Поменялись они, что ли?

И Вике Рольф не промолвила еще ни одного слова. Она отказывается говорить даже в присутствии адвоката.

А время не ждет, думает Блумберг и смотрит на часы.

В последнее время Блумберг смотрит на часы каждые тридцать секунд. На самом деле, он очень сильно взвинчен.

Пять пятнадцать.

Черт, куда же делся Райнер? Куда он подевался? С позавчерашнего вечера мобильник выключен. Внезапно Блумбергу приходит на ум: а что, если у Хартконнера есть друзья-мафиози? Что, если… Нет, это уж совсем невероятно.

Тогда проще было бы нейтрализовать самого Блумберга. Если с ним самим что-нибудь случится, дело-то наверняка развалится – как не бывало.

Осознавать это Блумбергу весьма неприятно.

На кухню выходит сын Блумберга, Рафаэль. Похоже, он еще не ложился.

– Как делишки? – спрашивает Блумберг-старший. – Гипотезу Римана еще не доказал?

– Теорему Ферми сначала надо доказать, – говорит Рафаэль.

– Ее же вроде уже доказали, – возражает Давид, проявляя недюжинную осведомленность.

– Доказали, но некрасиво, – морщит нос Рафаэль. – Втупую, в лоб. Сорок две страницы. Это доказательство способны понять человек пять в мире от силы.

– И ты среди этих пяти?

– Ну конечно, – говорит Рафаэль. – А ты слышал, что теорию относительности недавно пытались опровергнуть?

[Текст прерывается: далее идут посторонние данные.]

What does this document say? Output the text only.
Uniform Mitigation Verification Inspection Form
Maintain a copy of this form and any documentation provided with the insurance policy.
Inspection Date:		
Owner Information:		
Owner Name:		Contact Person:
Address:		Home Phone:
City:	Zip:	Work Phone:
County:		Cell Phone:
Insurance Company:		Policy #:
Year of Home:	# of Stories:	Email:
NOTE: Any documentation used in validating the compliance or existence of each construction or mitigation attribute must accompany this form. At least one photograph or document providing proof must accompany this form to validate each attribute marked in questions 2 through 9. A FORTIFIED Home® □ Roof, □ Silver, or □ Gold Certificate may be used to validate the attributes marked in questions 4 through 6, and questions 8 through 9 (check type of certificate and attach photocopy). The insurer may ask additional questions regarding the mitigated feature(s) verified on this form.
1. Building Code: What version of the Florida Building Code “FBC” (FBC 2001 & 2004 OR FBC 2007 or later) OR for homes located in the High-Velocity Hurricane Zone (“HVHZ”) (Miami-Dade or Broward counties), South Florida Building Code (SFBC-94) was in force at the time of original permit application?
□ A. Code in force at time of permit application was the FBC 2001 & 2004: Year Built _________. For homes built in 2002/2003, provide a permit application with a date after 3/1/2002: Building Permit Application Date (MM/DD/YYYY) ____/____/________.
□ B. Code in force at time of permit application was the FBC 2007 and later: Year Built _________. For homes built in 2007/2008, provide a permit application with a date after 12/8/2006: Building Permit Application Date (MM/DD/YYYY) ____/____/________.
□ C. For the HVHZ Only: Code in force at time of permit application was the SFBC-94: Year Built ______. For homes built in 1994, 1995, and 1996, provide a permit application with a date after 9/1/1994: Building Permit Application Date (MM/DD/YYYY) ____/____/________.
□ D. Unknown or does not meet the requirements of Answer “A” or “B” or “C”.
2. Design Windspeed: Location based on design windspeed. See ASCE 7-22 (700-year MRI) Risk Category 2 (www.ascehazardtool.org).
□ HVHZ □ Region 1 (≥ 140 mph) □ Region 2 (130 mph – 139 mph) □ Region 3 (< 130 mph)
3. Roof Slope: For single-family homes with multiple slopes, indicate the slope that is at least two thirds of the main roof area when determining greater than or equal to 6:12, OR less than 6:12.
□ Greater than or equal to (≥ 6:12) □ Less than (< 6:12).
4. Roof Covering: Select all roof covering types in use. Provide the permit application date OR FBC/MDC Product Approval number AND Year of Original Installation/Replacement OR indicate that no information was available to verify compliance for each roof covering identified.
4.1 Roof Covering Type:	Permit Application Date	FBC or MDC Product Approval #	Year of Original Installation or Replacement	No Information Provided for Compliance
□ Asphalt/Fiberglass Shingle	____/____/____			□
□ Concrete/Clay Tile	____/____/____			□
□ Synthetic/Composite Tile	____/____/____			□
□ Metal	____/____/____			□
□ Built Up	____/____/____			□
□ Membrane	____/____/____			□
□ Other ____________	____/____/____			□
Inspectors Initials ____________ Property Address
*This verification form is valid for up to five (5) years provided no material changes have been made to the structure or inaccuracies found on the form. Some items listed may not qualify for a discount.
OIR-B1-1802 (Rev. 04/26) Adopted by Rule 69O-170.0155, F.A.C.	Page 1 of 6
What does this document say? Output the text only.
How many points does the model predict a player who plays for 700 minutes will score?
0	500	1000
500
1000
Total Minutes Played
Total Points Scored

– Опровергнуть? Эйнштейна?

– Ага. Но это уж совсем идиотское доказательство. Мол, с правой стороны от знака "равно" и с левой стороны от него находятся переменные разной природы, там масса, а там энергия. Это все равно как если бы я сказал, что дважды три шесть неверно, потому что там три, а там шесть – нечетные числа, разной природы, – фыркает Рафаэль.

– Сложно все у вас там.

– А у тебя как? – Рафаэль вглядывается в лицо отца.

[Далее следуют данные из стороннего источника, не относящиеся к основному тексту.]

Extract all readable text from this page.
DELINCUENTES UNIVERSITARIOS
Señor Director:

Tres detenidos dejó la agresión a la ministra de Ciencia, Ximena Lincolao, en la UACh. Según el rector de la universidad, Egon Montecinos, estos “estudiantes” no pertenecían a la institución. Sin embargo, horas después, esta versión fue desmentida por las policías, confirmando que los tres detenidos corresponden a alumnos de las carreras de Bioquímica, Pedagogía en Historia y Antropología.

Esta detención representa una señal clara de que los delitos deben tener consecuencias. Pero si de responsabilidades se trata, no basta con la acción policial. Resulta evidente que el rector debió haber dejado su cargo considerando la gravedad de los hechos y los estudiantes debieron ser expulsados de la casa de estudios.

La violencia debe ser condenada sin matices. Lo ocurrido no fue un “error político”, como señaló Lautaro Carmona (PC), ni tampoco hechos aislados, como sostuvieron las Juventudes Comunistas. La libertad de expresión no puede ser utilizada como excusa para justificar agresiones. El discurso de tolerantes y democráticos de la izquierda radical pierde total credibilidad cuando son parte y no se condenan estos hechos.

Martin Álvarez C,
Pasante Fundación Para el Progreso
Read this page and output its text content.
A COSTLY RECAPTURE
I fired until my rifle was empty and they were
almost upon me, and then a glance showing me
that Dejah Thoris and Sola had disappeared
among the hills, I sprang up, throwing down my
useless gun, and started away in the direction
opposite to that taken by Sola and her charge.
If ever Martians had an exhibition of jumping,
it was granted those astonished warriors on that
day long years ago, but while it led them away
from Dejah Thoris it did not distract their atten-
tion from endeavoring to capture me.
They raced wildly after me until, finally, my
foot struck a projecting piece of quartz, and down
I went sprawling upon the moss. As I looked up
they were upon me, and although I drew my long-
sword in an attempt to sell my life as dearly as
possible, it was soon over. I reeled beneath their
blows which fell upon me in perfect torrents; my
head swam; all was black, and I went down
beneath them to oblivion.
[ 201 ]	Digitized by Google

Блумберг-старший испускает вздох.

– От Райнера так ничего и не пришло, понимаешь?

Рафаэль делается серьезным.

– Ты там смотри, пап.

– Да я-то смотрю, – усмехается Давид. – Ладно, – он встает. – Как это, знаешь? Самый темный час перед рассветом. И все такое…

И тут мобильник на столе, мобильник, поставленный на "вибрацию", начинает дергаться, мигать и ползти к краю стола.

Блумберг берет трубку, быстро подносит к уху.

– Герр Блумберг, мы во Франции, в Домреми. В каком-то сарае. У нас тут человек, который называет себя де Грие, с документами на имя Ричи Альбицци, и труп неизвестной девушки, при ней документы на имя Вике Рольф, причина смерти не установлена. Они приехали на красном "Мерседесе S-klasse". Герр Блумберг, вы нас слышите? Нас хорошо слышно?

– Да, – говорит Блумберг. – Я слышу вас, продолжайте!

– Мы задержали человека, называющего себя де Грие, по подозрению в убийстве и будем в городе примерно в двенадцать дня. Он собирается заключить соглашение, но говорить будет только в присутствии адвоката.

– Давайте, – говорит Блумберг. – Я вас жду.